BTRTN: Our Current Crisis... Lessons Unlearned
Born To Run The Numbers features a guest post authored by Williams College History Professor Charles B. Dew, author of The Making of A Racist: A Southerner Reflects on Family, History, and the Slave Trade. This piece originally appeared in the Berkshire Eagle and is reprinted here with the permission of Professor Dew.

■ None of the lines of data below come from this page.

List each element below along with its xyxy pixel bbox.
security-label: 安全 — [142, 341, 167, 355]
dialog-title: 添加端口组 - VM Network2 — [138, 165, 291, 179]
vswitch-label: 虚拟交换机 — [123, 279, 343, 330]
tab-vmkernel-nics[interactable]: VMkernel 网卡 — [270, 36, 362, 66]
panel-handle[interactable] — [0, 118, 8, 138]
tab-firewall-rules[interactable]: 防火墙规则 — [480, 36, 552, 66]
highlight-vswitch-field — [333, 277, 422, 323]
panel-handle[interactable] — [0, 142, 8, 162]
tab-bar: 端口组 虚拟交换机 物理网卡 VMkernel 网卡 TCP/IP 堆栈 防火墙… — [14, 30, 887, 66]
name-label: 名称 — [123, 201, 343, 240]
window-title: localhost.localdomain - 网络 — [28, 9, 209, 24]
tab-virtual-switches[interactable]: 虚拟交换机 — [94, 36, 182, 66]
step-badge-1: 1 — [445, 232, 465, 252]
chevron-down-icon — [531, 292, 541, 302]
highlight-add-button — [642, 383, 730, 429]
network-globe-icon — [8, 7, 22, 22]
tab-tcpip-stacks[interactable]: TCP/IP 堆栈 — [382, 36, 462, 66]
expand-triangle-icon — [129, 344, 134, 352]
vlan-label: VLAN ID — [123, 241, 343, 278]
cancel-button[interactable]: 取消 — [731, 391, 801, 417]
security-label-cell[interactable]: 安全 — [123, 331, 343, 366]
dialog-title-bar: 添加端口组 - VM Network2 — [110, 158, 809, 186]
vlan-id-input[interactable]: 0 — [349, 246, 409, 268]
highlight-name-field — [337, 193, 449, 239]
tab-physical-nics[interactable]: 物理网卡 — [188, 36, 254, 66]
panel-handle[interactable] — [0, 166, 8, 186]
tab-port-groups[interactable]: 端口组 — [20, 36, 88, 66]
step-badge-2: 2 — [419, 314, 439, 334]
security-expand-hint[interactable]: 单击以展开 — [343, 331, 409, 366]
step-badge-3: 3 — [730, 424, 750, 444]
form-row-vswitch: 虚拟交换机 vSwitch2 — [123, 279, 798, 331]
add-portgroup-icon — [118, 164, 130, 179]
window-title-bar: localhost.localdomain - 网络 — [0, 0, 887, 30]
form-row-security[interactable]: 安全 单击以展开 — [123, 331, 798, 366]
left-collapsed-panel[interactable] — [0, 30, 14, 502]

http://www.borntorunthenumbers.com/2020/04/btrtn-our-current-crisis-lessons.html#more
Excerpts: "Abraham Lincolns steady hand on the tiller had restored the union, but he was struck down in 1865 by a Southern assassins bullet at the very moment of victory; he was replaced by Andrew Johnson, a Tennessean who had stuck with the Union but who was an out-and-out racist, a stubborn, bungling, graceless leader convinced of his own self-worth and possessed of an insatiable political appetite. Leaders make a profound difference: a president of peerless worth was replaced by an egotistical hack who was supremely unqualified to steer the South, and our country, toward a just peace...
"But there is another gene in our DNA, a gene shared by all of us, North and South, white, black, Native American, those of us of recent immigrant ancestry and those of us whose ancestry dates back to the Mayflower: a 'resilience' gene, a 'persistence' gene, that has allowed us to surmount stupendous obstacles that have arisen over the centuries. This gene has helped all of us through multiple crises--world wars, recessions and depressions, epidemic diseases like polio that turned summers into seasons of dread...

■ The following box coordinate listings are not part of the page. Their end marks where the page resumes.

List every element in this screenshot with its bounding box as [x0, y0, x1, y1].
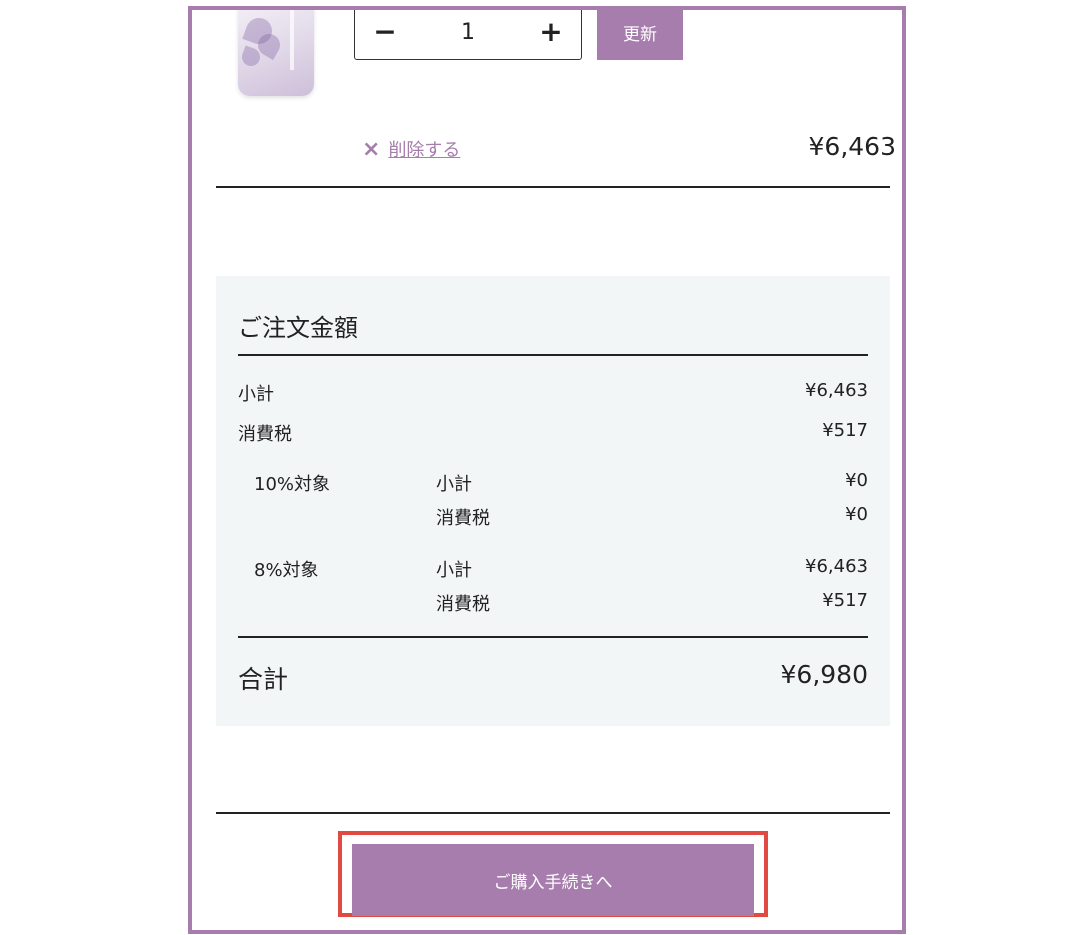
summary-divider	[238, 354, 868, 356]
tax-label: 消費税	[238, 424, 292, 445]
breakdown-tax-label: 消費税	[436, 508, 490, 529]
breakdown-group-label: 8%対象	[254, 560, 319, 581]
subtotal-label: 小計	[238, 384, 274, 405]
breakdown-subtotal-value: ¥0	[845, 470, 868, 491]
package-stripe	[290, 10, 294, 70]
close-icon: ×	[362, 136, 381, 162]
item-divider	[216, 186, 890, 188]
breakdown-tax-value: ¥517	[822, 590, 868, 611]
breakdown-tax-value: ¥0	[845, 504, 868, 525]
summary-title: ご注文金額	[238, 314, 358, 342]
order-summary: ご注文金額 小計 ¥6,463 消費税 ¥517 10%対象 小計 ¥0 消費税…	[216, 276, 890, 726]
cart-panel: − 1 + 更新 × 削除する ¥6,463 ご注文金額 小計 ¥6,463 消…	[188, 6, 906, 934]
checkout-button[interactable]: ご購入手続きへ	[352, 844, 754, 916]
quantity-value[interactable]: 1	[461, 20, 475, 45]
item-price: ¥6,463	[808, 132, 896, 161]
tax-value: ¥517	[822, 420, 868, 441]
breakdown-subtotal-label: 小計	[436, 474, 472, 495]
remove-item-link[interactable]: × 削除する	[362, 136, 460, 162]
total-label: 合計	[238, 665, 289, 694]
update-button[interactable]: 更新	[597, 10, 683, 60]
subtotal-value: ¥6,463	[805, 380, 868, 401]
increase-quantity-button[interactable]: +	[539, 18, 563, 46]
total-value: ¥6,980	[780, 660, 868, 689]
decrease-quantity-button[interactable]: −	[373, 18, 397, 46]
total-divider	[238, 636, 868, 638]
remove-item-label[interactable]: 削除する	[388, 136, 460, 162]
quantity-stepper: − 1 +	[354, 10, 582, 60]
checkout-divider	[216, 812, 890, 814]
product-image[interactable]	[238, 10, 314, 96]
breakdown-tax-label: 消費税	[436, 594, 490, 615]
breakdown-group-label: 10%対象	[254, 474, 331, 495]
breakdown-subtotal-value: ¥6,463	[805, 556, 868, 577]
breakdown-subtotal-label: 小計	[436, 560, 472, 581]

"But that 'persistence' gene is still in place. If we act wisely nowsocial distancing to the fullest extent possible, helping our neighbors and front-line personnel in any way we can, following the guidance of our state and local leaders, even something as seemingly trivial as washing our hands for 20 plus seconds--we will overcome again. To quote an old American expression, you can bet the ranch on it."